In one week – on Friday, Feb. 15, 2013 – a massive asteroid will fly uncomfortably close to earth.
It's called Asteroid 2012 DA14 and it is half the length of a football field, weighing 130,000 metric tons and traveling 17,000 miles per hour.
It's going to be a close shave. The asteroid will actually will be passing between the earth and the ring of satellites that feed us television programming and GPS coordinates.
"Asteroids this size – the one we're talking about for next week – can destroy a city, not a planet," said Dr. Carolyn Sumners with the Houston Museum of Natural Science.
In fact, on June 30, 1908, an asteroid of similar size smacked into Siberia, flattening 820 square miles and destroying 80 million trees. Luckily, that area was sparsely populated.

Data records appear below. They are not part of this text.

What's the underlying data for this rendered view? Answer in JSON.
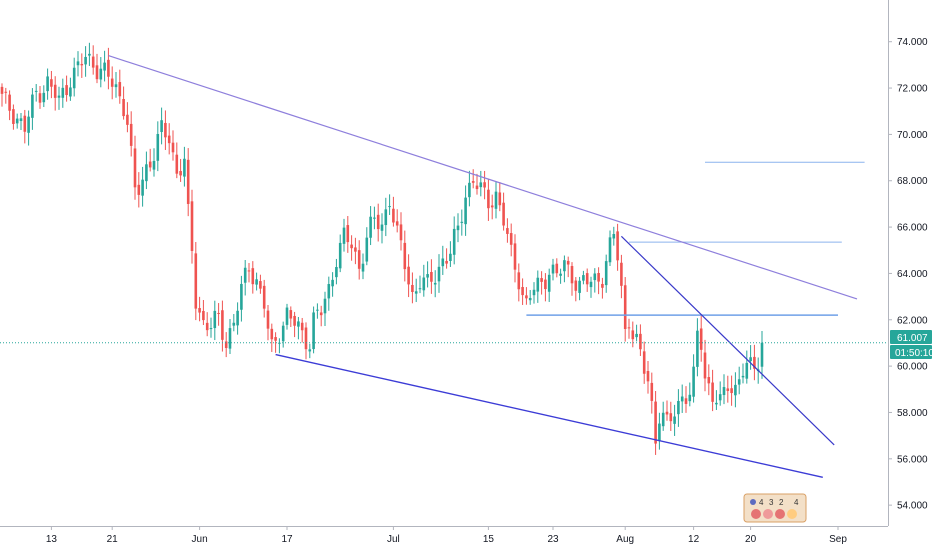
{
  "colors": {
    "up": "#26a69a",
    "down": "#ef5350",
    "channel_upper": "#8e7fdc",
    "channel_lower": "#3c3cd6",
    "wedge_line": "#3939c9",
    "horizontal_line": "#6fa0e8",
    "price_line": "#26a69a",
    "price_tag": "#26a69a",
    "timer_tag": "#26a69a",
    "axis_line": "#b2b5be"
  },
  "price_tag": {
    "price": "61.007",
    "timer": "01:50:10"
  },
  "watermark_logo": {
    "icon": "sorting-balls-logo",
    "digits": [
      "4",
      "3",
      "2",
      "4"
    ]
  },
  "chart_data": {
    "type": "candlestick",
    "y_axis": {
      "side": "right",
      "range": [
        53.1,
        75.8
      ],
      "ticks": [
        {
          "value": 54,
          "label": "54.000"
        },
        {
          "value": 56,
          "label": "56.000"
        },
        {
          "value": 58,
          "label": "58.000"
        },
        {
          "value": 60,
          "label": "60.000"
        },
        {
          "value": 62,
          "label": "62.000"
        },
        {
          "value": 64,
          "label": "64.000"
        },
        {
          "value": 66,
          "label": "66.000"
        },
        {
          "value": 68,
          "label": "68.000"
        },
        {
          "value": 70,
          "label": "70.000"
        },
        {
          "value": 72,
          "label": "72.000"
        },
        {
          "value": 74,
          "label": "74.000"
        }
      ]
    },
    "x_axis": {
      "bar_range": [
        0,
        210
      ],
      "ticks": [
        {
          "bar": 13,
          "label": "13"
        },
        {
          "bar": 29,
          "label": "21"
        },
        {
          "bar": 52,
          "label": "Jun"
        },
        {
          "bar": 75,
          "label": "17"
        },
        {
          "bar": 103,
          "label": "Jul"
        },
        {
          "bar": 128,
          "label": "15"
        },
        {
          "bar": 145,
          "label": "23"
        },
        {
          "bar": 164,
          "label": "Aug"
        },
        {
          "bar": 182,
          "label": "12"
        },
        {
          "bar": 197,
          "label": "20"
        },
        {
          "bar": 220,
          "label": "Sep"
        }
      ]
    },
    "anchors": [
      [
        0,
        71.5
      ],
      [
        3,
        71.0
      ],
      [
        6,
        70.2
      ],
      [
        9,
        71.8
      ],
      [
        12,
        72.2
      ],
      [
        15,
        71.4
      ],
      [
        18,
        72.5
      ],
      [
        20,
        72.8
      ],
      [
        22,
        73.3
      ],
      [
        24,
        73.1
      ],
      [
        26,
        72.8
      ],
      [
        28,
        72.4
      ],
      [
        30,
        72.0
      ],
      [
        32,
        71.3
      ],
      [
        33,
        70.6
      ],
      [
        35,
        67.4
      ],
      [
        36,
        67.6
      ],
      [
        38,
        68.6
      ],
      [
        40,
        69.2
      ],
      [
        42,
        70.1
      ],
      [
        44,
        69.9
      ],
      [
        46,
        68.4
      ],
      [
        48,
        68.8
      ],
      [
        49,
        66.4
      ],
      [
        50,
        64.9
      ],
      [
        51,
        62.9
      ],
      [
        53,
        61.9
      ],
      [
        55,
        61.7
      ],
      [
        57,
        62.0
      ],
      [
        59,
        61.1
      ],
      [
        61,
        61.9
      ],
      [
        63,
        63.2
      ],
      [
        65,
        64.4
      ],
      [
        67,
        63.7
      ],
      [
        69,
        62.6
      ],
      [
        70,
        61.5
      ],
      [
        71,
        60.7
      ],
      [
        73,
        61.6
      ],
      [
        75,
        62.2
      ],
      [
        77,
        61.8
      ],
      [
        79,
        61.4
      ],
      [
        81,
        61.1
      ],
      [
        82,
        62.0
      ],
      [
        84,
        62.3
      ],
      [
        86,
        63.3
      ],
      [
        88,
        64.8
      ],
      [
        90,
        65.5
      ],
      [
        92,
        65.2
      ],
      [
        94,
        64.3
      ],
      [
        96,
        65.6
      ],
      [
        98,
        66.2
      ],
      [
        100,
        66.1
      ],
      [
        102,
        67.3
      ],
      [
        104,
        65.6
      ],
      [
        106,
        64.4
      ],
      [
        108,
        63.1
      ],
      [
        110,
        63.7
      ],
      [
        112,
        63.4
      ],
      [
        114,
        64.0
      ],
      [
        116,
        64.6
      ],
      [
        118,
        64.8
      ],
      [
        120,
        65.9
      ],
      [
        122,
        67.5
      ],
      [
        124,
        68.0
      ],
      [
        126,
        67.5
      ],
      [
        128,
        67.2
      ],
      [
        130,
        67.4
      ],
      [
        132,
        66.2
      ],
      [
        134,
        64.8
      ],
      [
        136,
        63.9
      ],
      [
        137,
        63.1
      ],
      [
        138,
        62.6
      ],
      [
        140,
        63.3
      ],
      [
        142,
        63.6
      ],
      [
        144,
        64.2
      ],
      [
        146,
        63.8
      ],
      [
        148,
        64.4
      ],
      [
        150,
        64.0
      ],
      [
        152,
        63.4
      ],
      [
        154,
        63.6
      ],
      [
        156,
        63.8
      ],
      [
        158,
        63.9
      ],
      [
        160,
        65.0
      ],
      [
        161,
        65.6
      ],
      [
        162,
        64.8
      ],
      [
        163,
        63.4
      ],
      [
        164,
        61.6
      ],
      [
        165,
        62.1
      ],
      [
        166,
        61.3
      ],
      [
        168,
        60.4
      ],
      [
        170,
        59.5
      ],
      [
        171,
        58.4
      ],
      [
        172,
        56.9
      ],
      [
        173,
        57.8
      ],
      [
        175,
        57.4
      ],
      [
        177,
        58.2
      ],
      [
        179,
        58.7
      ],
      [
        181,
        58.6
      ],
      [
        182,
        59.4
      ],
      [
        183,
        61.5
      ],
      [
        184,
        61.2
      ],
      [
        185,
        59.6
      ],
      [
        187,
        58.6
      ],
      [
        189,
        58.3
      ],
      [
        191,
        59.4
      ],
      [
        193,
        59.0
      ],
      [
        195,
        59.7
      ],
      [
        197,
        60.0
      ],
      [
        199,
        60.4
      ],
      [
        200,
        61.1
      ]
    ],
    "last_price": 61.007,
    "trendlines": [
      {
        "name": "upper-channel-line",
        "from": [
          28,
          73.4
        ],
        "to": [
          225,
          62.9
        ],
        "color_key": "channel_upper",
        "width": 1.2
      },
      {
        "name": "lower-channel-line",
        "from": [
          72,
          60.5
        ],
        "to": [
          216,
          55.2
        ],
        "color_key": "channel_lower",
        "width": 1.4
      },
      {
        "name": "wedge-descending-line",
        "from": [
          163,
          65.6
        ],
        "to": [
          219,
          56.6
        ],
        "color_key": "wedge_line",
        "width": 1.2
      }
    ],
    "horizontal_lines": [
      {
        "name": "resistance-line-68",
        "price": 68.8,
        "from_bar": 185,
        "to_bar": 227,
        "width": 1,
        "opacity": 0.8
      },
      {
        "name": "resistance-line-65",
        "price": 65.35,
        "from_bar": 165,
        "to_bar": 221,
        "width": 1,
        "opacity": 0.8
      },
      {
        "name": "support-line-62",
        "price": 62.2,
        "from_bar": 138,
        "to_bar": 220,
        "width": 1.5,
        "opacity": 1
      }
    ]
  }
}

"Thank goodness it hit Siberia," said Dr. Sumners. "If it had been a little bit later, might've hit Saint Petersburg. And Saint Petersburg would be gone."
According to NASA, there is no chance whatsoever that Asteroid 2012 DA14 will impact our planet next week.

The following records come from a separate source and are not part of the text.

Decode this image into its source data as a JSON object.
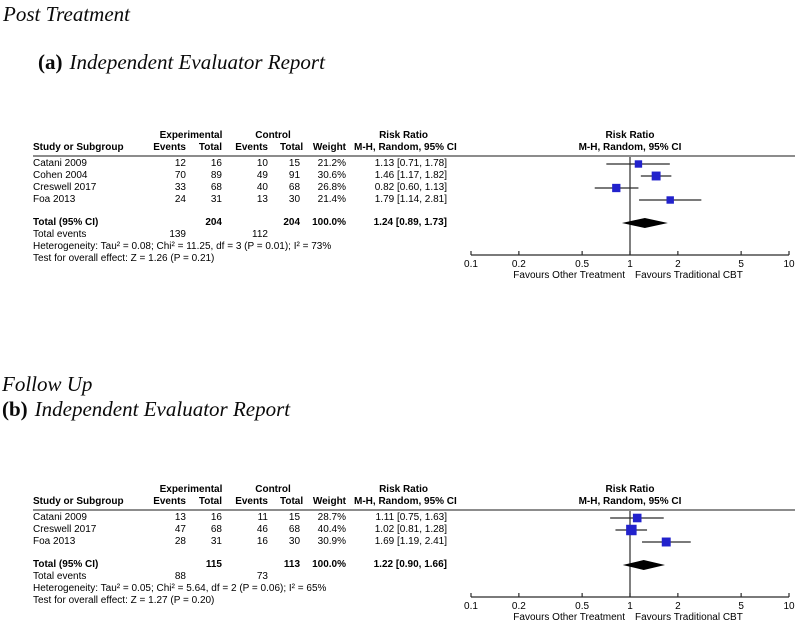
{
  "shared": {
    "study": "Study or Subgroup",
    "experimental": "Experimental",
    "control": "Control",
    "events": "Events",
    "total": "Total",
    "weight": "Weight",
    "colors": {
      "marker": "#2222cc",
      "diamond": "#000000",
      "axis": "#2b2b2b",
      "rule": "#8c8c8c"
    }
  },
  "chart_data": [
    {
      "type": "scatter",
      "subtype": "forest-plot",
      "section_title": "Post Treatment",
      "panel_label": "(a)",
      "panel_title": "Independent Evaluator Report",
      "effect_measure": "Risk Ratio",
      "method": "M-H, Random, 95% CI",
      "x_scale": "log",
      "xlim": [
        0.1,
        10
      ],
      "x_ticks": [
        "0.1",
        "0.2",
        "0.5",
        "1",
        "2",
        "5",
        "10"
      ],
      "favours_left": "Favours Other Treatment",
      "favours_right": "Favours Traditional CBT",
      "studies": [
        {
          "study": "Catani 2009",
          "exp_events": 12,
          "exp_total": 16,
          "ctl_events": 10,
          "ctl_total": 15,
          "weight_pct": 21.2,
          "weight_label": "21.2%",
          "rr": 1.13,
          "ci_low": 0.71,
          "ci_high": 1.78,
          "estimate_label": "1.13 [0.71, 1.78]"
        },
        {
          "study": "Cohen 2004",
          "exp_events": 70,
          "exp_total": 89,
          "ctl_events": 49,
          "ctl_total": 91,
          "weight_pct": 30.6,
          "weight_label": "30.6%",
          "rr": 1.46,
          "ci_low": 1.17,
          "ci_high": 1.82,
          "estimate_label": "1.46 [1.17, 1.82]"
        },
        {
          "study": "Creswell 2017",
          "exp_events": 33,
          "exp_total": 68,
          "ctl_events": 40,
          "ctl_total": 68,
          "weight_pct": 26.8,
          "weight_label": "26.8%",
          "rr": 0.82,
          "ci_low": 0.6,
          "ci_high": 1.13,
          "estimate_label": "0.82 [0.60, 1.13]"
        },
        {
          "study": "Foa 2013",
          "exp_events": 24,
          "exp_total": 31,
          "ctl_events": 13,
          "ctl_total": 30,
          "weight_pct": 21.4,
          "weight_label": "21.4%",
          "rr": 1.79,
          "ci_low": 1.14,
          "ci_high": 2.81,
          "estimate_label": "1.79 [1.14, 2.81]"
        }
      ],
      "total": {
        "label": "Total (95% CI)",
        "exp_total": 204,
        "ctl_total": 204,
        "weight_label": "100.0%",
        "rr": 1.24,
        "ci_low": 0.89,
        "ci_high": 1.73,
        "estimate_label": "1.24 [0.89, 1.73]"
      },
      "total_events": {
        "label": "Total events",
        "exp": 139,
        "ctl": 112
      },
      "heterogeneity": "Heterogeneity: Tau² = 0.08; Chi² = 11.25, df = 3 (P = 0.01); I² = 73%",
      "overall_effect_test": "Test for overall effect: Z = 1.26 (P = 0.21)"
    },
    {
      "type": "scatter",
      "subtype": "forest-plot",
      "section_title": "Follow Up",
      "panel_label": "(b)",
      "panel_title": "Independent Evaluator Report",
      "effect_measure": "Risk Ratio",
      "method": "M-H, Random, 95% CI",
      "x_scale": "log",
      "xlim": [
        0.1,
        10
      ],
      "x_ticks": [
        "0.1",
        "0.2",
        "0.5",
        "1",
        "2",
        "5",
        "10"
      ],
      "favours_left": "Favours Other Treatment",
      "favours_right": "Favours Traditional CBT",
      "studies": [
        {
          "study": "Catani 2009",
          "exp_events": 13,
          "exp_total": 16,
          "ctl_events": 11,
          "ctl_total": 15,
          "weight_pct": 28.7,
          "weight_label": "28.7%",
          "rr": 1.11,
          "ci_low": 0.75,
          "ci_high": 1.63,
          "estimate_label": "1.11 [0.75, 1.63]"
        },
        {
          "study": "Creswell 2017",
          "exp_events": 47,
          "exp_total": 68,
          "ctl_events": 46,
          "ctl_total": 68,
          "weight_pct": 40.4,
          "weight_label": "40.4%",
          "rr": 1.02,
          "ci_low": 0.81,
          "ci_high": 1.28,
          "estimate_label": "1.02 [0.81, 1.28]"
        },
        {
          "study": "Foa 2013",
          "exp_events": 28,
          "exp_total": 31,
          "ctl_events": 16,
          "ctl_total": 30,
          "weight_pct": 30.9,
          "weight_label": "30.9%",
          "rr": 1.69,
          "ci_low": 1.19,
          "ci_high": 2.41,
          "estimate_label": "1.69 [1.19, 2.41]"
        }
      ],
      "total": {
        "label": "Total (95% CI)",
        "exp_total": 115,
        "ctl_total": 113,
        "weight_label": "100.0%",
        "rr": 1.22,
        "ci_low": 0.9,
        "ci_high": 1.66,
        "estimate_label": "1.22 [0.90, 1.66]"
      },
      "total_events": {
        "label": "Total events",
        "exp": 88,
        "ctl": 73
      },
      "heterogeneity": "Heterogeneity: Tau² = 0.05; Chi² = 5.64, df = 2 (P = 0.06); I² = 65%",
      "overall_effect_test": "Test for overall effect: Z = 1.27 (P = 0.20)"
    }
  ]
}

"Its orbit is very well known," said Don Yeomans with NASA's Near-Earth Objects Office. "We know exactly where it's going to go and it cannot hit the earth."

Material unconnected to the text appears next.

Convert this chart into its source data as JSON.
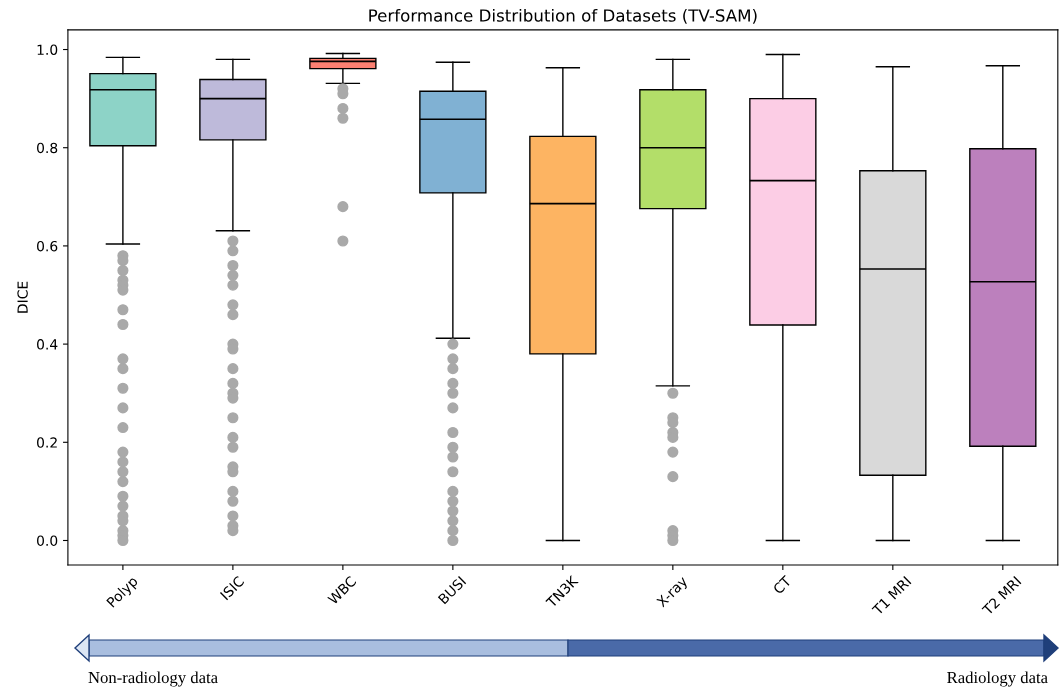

But if you'd like to have a "close encounter" with the upcoming close call, the Houston Museum of Natural Science has just the exhibit for you.
Beginning with this Friday's 1:30 p.m. showing, the Planetarium's "Starry Night Express" will include new animation of Asteroid 2012 DA14's approach, along with a visualization of the direct hit in Siberia, 105 years ago.